As we said in class, it’s perfectly possible to run GPU accelerated code directly from Matlab by using a couple of special functions. Those functions depend on toolbox you are using. Two commercial packages are : Mathworks Parallel Computing Toolbox (or PCT) and Jacket from Accelereyes. The PCT has the advantage that it also allows for multicore computation as well, while Jacket seems to have better performance. Here’s an old benchmark in the  Accelereyes forum & something that I did a few years ago.

There’s also a free, open-source package called GPUmat. I have zero experience with that. If you try it, please let me know how it does in terms of performance.

Animation

Did you like the animation I showed in class? Those are really easy to do with processing, one of my favourite tools. Processing started as a project by Ben Fry and Casey Reas at the MIT media lab during 2001, but now has evolved way beyond that. The syntax follows the rules of Java (as processing is based on Java) but with an emphasis on visualization and animation. Programs in processing are called sketches and, by clicking a button, you can then turn them to standalone applications that can run either locally or through a website. For example, you can play with the animation I showed in class here.

Visualization in general … 

So, I’m sure that you agree that visualization is a very important concept in the applied sciences. You may also have found yourself often thinking about how you could visualize something better but the tools that you have only give you the ability to do graphs and pie charts.  If you indeed think like that, then this next idea may interest you.

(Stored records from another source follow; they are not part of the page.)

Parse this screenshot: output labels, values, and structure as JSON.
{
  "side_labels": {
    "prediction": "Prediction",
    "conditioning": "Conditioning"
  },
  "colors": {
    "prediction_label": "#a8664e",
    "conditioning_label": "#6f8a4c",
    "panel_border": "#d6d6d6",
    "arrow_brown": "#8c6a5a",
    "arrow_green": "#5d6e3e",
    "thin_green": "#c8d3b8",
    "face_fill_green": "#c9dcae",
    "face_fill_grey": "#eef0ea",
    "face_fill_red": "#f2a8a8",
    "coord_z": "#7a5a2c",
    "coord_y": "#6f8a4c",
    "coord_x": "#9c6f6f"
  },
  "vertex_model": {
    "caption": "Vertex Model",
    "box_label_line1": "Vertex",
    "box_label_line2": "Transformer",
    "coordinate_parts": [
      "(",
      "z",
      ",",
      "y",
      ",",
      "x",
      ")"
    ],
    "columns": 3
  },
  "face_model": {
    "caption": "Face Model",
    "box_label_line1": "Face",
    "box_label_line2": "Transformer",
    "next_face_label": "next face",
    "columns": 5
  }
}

I wanted for a long time to work more in understanding how to visualize things in new ways. So, I thought that we could have like a mini-seminar in the department between the people who would like to use processing for scientific visualization. We would start with processing basics & advanced stuff (for which we wouldn’t need to meet, an email list/mini-forum would suffice). That wouldn’t take a lot of time for someone with experience in programming. Then we could work together on a book on visualization like this one  (ask me about it) & see what other people have done. I know that we will have a lot of classes and stuff but I think that this would be something cool to do! Just something to keep in mind for next semester.